Pétrin – où l’on se perfectionne, encore et encore
Ce retraité qui part par le premier train, c’est Robert, l’ami de Rose. Depuis qu’il s’est remis à boulanger, sur son balcon, dans le jardin de Mathilde et sous le chapiteau bleu, il n’a de cesse de parfaire son art, de trouver les meilleures farines des alentours, de renouer avec les gestes et les objets d’antan – pétrin en bois, bannetons en osier toilés de lin, fours à bois à chaleur directe, indirecte, avec ou sans gueulard, techniques de chauffe, types de feux et de bois – de retrouver de vieilles recettes, d’apprendre, de partager. N’étaient ses cheveux blancs et ses rides profondes, on pourrait le prendre pour un apprenti modèle, levé le premier, couché le dernier.

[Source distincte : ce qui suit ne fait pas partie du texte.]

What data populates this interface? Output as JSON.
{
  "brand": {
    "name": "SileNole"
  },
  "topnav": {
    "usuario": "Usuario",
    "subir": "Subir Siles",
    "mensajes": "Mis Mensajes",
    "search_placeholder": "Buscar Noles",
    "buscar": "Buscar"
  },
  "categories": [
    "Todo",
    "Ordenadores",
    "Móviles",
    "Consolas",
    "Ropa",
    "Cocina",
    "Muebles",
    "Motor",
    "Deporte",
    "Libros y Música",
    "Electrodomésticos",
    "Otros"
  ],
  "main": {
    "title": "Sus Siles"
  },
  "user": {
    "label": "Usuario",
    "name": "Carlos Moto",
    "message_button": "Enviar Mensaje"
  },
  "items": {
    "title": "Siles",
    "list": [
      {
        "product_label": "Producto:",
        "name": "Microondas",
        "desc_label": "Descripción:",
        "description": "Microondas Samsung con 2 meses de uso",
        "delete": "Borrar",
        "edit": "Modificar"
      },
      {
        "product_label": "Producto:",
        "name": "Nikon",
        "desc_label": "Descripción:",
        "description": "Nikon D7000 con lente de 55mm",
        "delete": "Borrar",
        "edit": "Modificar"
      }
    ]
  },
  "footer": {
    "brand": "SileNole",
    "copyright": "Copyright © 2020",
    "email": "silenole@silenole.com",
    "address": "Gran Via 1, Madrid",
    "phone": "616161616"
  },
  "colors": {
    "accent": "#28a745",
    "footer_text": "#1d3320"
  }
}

Avec le naturel qu’on lui connaît, Alcide a mis Robert en lien avec Eric et Célestine, Roger et Vera, sans oublier le boulanger et la boulangère du bourg, qui se font vieux eux aussi. Les jours où il se rend au bourg sont jours de vacances pour Robert, pourtant il part tôt et revient tard, travaille beaucoup entre deux, mais il apprend, perfectionne et partage, et ça lui rappelle les vacances avec son père, camping sauvage en bord de mer, ou de lac, ou de rivière; regarder, apprendre, essayer; de nouveaux noeuds, de nouveaux poissons, des rencontres, des repas partagés sur la braise, de délicieuses papillotes, des rires, les premiers verres de rosé. Il revit tout ça Robert, en boulangeant avec ceux du bourg, sous le chapiteau rouge et blanc devenu une véritable boulangerie de campagne distribuant du pain et des douceurs aux laissés-pour-compte; on boulange et on apprend, on boulange et on mange pendant que la pâte lève, et on boit, et on rit, et on contrôle la pâte, et on raconte des histoires, et on fait des projets, et on façonne, et on reboit pendant que la pâte regonfle dans les bannetons étoilés, car il fait nuit, et on grigne, et on enfourne, et on attend, et on défourne, et on reprend le dernier train, et si on le manque, on dort sur place en attendant le prochain train, celui du lendemain, et on rapporte des croissants à Rose, des croissants qu’on a fait soi-même, pour que Rose elle ne se fâche pas trop parce qu’on a découché à la campagne, sous un chapiteau rouge et blanc.
A demain.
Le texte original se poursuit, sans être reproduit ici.